VILLABATE – Polemica sui consulenti a titolo gratuito a Villabate. Giovedì scorso, presso l’aula consiliare, il sindaco Vincenzo Oliveri ha infatti nominato 18 consulenti che collaboreranno con l’Amministrazione a titolo totalmente gratuito. C’è chi si occuperà dei diritti degli animali, chi dei rapporti con le comunità evangeliche, chi curerà le politiche per il lavoro e chi quelle per i minori. E ancora il consulente per la comunicazione, quello per la legalità, i disabili o il marketing. “Sono orgoglioso della squadra di consulenti che ho nominato – commenta il primo cittadino – sono sicuro che i miei ragazzi collaboreranno in modo proficuo, ponendosi come unico obiettivo il bene comune della nostra cittadina”.
Ma la polemica è dietro l’angolo. “Con la nomina di diciotto esperti, seppur a titolo gratuito – afferma il consigliere comunale Antonino Retaggio – continua a ritmo frenetico e incessante la campagna con metodi politico-clientelari del sindaco Oliveri. Dopo aver infatti occupato il nucleo di valutazione con nomine frutto di vecchie logiche politiche, anche per la nomina di questi esperti emerge la scelta discutibile di arruolare, nella maggior parte dei casi, candidati risultati non eletti alle elezioni nelle liste del sindaco, ex amministratori dell’ultima disastrosa giunta, e anche parenti dello stesso sindaco.
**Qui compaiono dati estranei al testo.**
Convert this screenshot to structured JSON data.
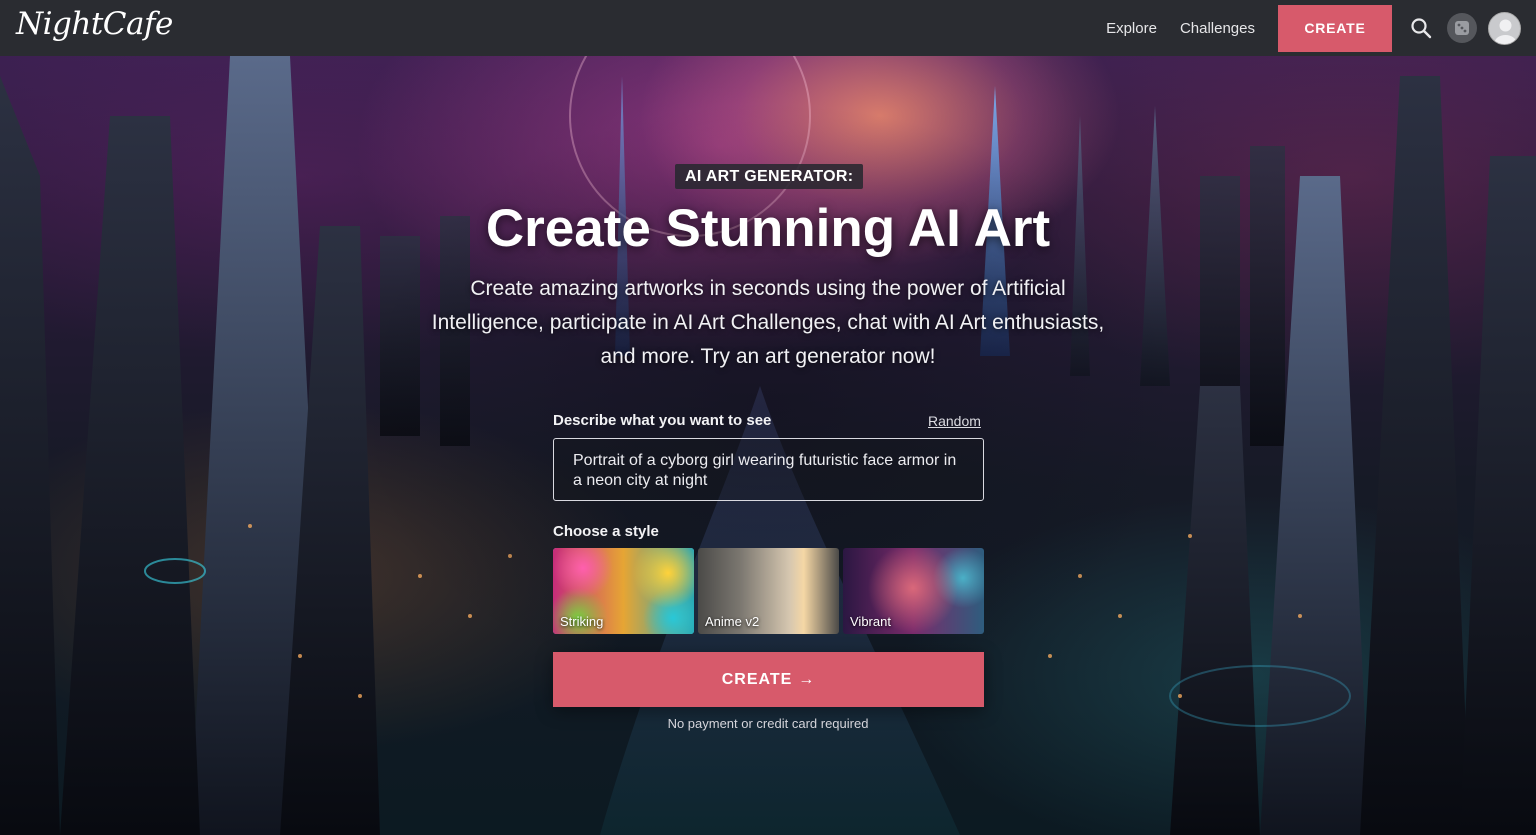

Vorrei ricordare che l’articolo 14 della legge 7/92 recita che ‘gli esperti nominati ai sensi del presente articolo devono essere dotati di documentata professionalità. In caso di nomina di soggetto non provvisto di laurea, il provvedimento deve essere ampiamente motivato’. Nell’elenco degli esperti del sindaco risultano infatti solo sette nominati con un diploma di laurea, mentre per tutti gli altri non c’è la minima traccia della documentata professionalità, per non parlare delle determine sindacali che non sono minimamente motivate. Penso che anche in questa occasione il sindaco abbia perso un’ottima occasione per unire il paese – conclude Retaggio – anziché pensare ad accontentare le diverse fazioni interne alla sua maggioranza politica che rivendicano maggiori spazi, magari all’interno della giunta già a rischio”.
“Io ho nominato chi ha condiviso il mio programma elettorale, avrei valutato anche le proposte delle opposizioni ma si limitano solo a criticare. E’ vero che tra i consulenti c’è la moglie di mio nipote, ma si tratta di consulenti a titolo gratuito che verranno al Comune almeno una volta alla settimana e stileranno una relazione. Dovremmo ringraziarli per la mano che ci danno. Non tutti possono essere laureati, ma non vuol dire che siano meno efficienti: sono stati scelti per le loro competenze”, replica Oliveri.